Stadt reißt Häuser in Pölbitz ab

Rückbau Kein Bedarf an sanierungsfälligen Altbauten

Sie waren lange unbewohnt, nun beginnt die Abtragung. Im Stadtteil Pölbitz lässt die GGZ im Auftrag der Stadt Zwickau zwei ungenutzte Altbauten entfernen. In städtischem Besitz befinden sich die Objekte in der Leipziger Straße 145 und der Barbarastraße 2 und 2A schon seit 15 Jahren. Doch ein Interessent ließ auf sich warten. "Die Vermarktung verlief ohne Erfolg", heißt es aus der Stadtverwaltung.

Das Gebäude in der Leipziger Straße war 1890 errichtet worden. Es verfügt über acht Wohnungen und eine Gewerbeeinheit. Seit 1997 steht es leer. Die Barbarastraße 2 mit sieben Wohnungen und separatem Hinterhaus stammt aus dem Jahr 1915. Dieses Haus hat schon seit zehn Jahren keine Mieter mehr gesehen.
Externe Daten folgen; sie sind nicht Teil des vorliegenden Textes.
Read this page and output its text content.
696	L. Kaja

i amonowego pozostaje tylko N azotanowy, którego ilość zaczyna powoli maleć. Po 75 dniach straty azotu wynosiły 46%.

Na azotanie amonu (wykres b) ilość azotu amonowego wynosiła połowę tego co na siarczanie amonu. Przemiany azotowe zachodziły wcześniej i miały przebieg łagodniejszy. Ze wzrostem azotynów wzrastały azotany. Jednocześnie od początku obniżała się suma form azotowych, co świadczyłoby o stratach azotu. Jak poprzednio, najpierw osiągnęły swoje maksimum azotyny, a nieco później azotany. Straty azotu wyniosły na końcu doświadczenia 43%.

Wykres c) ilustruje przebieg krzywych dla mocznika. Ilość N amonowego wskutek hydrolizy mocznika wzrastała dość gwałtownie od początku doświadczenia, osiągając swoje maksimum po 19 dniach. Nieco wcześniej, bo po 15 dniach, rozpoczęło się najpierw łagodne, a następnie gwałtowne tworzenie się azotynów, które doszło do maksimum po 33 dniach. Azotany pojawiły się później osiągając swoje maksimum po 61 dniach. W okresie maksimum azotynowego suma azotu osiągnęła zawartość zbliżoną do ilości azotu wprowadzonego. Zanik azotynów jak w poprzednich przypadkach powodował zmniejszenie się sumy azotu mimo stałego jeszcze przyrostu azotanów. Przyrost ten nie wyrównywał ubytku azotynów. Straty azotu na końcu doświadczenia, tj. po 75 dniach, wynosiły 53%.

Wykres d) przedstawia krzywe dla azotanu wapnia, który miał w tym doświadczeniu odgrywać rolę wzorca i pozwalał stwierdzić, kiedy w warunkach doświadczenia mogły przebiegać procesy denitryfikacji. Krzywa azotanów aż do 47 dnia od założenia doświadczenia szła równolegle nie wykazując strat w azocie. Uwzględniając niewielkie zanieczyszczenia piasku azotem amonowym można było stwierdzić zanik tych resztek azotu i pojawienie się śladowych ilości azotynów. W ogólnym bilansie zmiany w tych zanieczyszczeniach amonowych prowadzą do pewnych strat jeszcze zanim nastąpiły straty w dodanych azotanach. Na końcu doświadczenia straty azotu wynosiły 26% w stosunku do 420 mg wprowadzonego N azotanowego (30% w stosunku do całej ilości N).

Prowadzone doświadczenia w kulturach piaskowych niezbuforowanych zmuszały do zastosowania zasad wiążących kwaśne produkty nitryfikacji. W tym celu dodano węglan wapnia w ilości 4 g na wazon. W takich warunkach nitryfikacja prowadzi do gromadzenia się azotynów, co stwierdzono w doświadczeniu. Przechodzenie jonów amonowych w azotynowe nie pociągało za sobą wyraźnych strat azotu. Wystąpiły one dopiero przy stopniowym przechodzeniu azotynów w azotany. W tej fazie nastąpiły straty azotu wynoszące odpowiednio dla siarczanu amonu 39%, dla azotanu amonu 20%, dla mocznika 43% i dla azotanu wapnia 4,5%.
Stattdessen hinterließen Feuchtigkeit, Einbrüche und Vandalismus mit der Zeit ihre Spuren. Die Sanierungsfälle wurden zunehmend zur Gefahr. Die Verwaltung schätzt den Zustand der Häuser mittlerweile als "kritisch" ein. Jetzt lohnen sich nicht einmal mehr die fälligen Notreparaturen. So entschloss sich die Stadt zum Abriss der Gebäude.

Von einem groß angelegten Rückbau im Stadtteil Pölbitz möchte die Verwaltung nicht sprechen. Die beiden Häuser seien Einzelfälle. Andererseits möchte man auch nicht ausschließen, dass es etwa entlang der Leipziger Straße zu weiteren Rückbauten kommt. Zur Finanzierung kann sich Zwickau auf Fördermittel in Höhe von über 80.000 Euro stützen. Aber auch ein städtischer Eigenanteil wird fällig: Zwickau wird für die Abtragung zwischen 25.000 und 30.000 Euro aufbringen. Nach bisherigen Planungen ist mit dem Abschluss der Arbeiten im zweiten Quartal 2016 zu rechnen. Was mit den freien Grundflächen passieren soll, ist derzeit noch offen.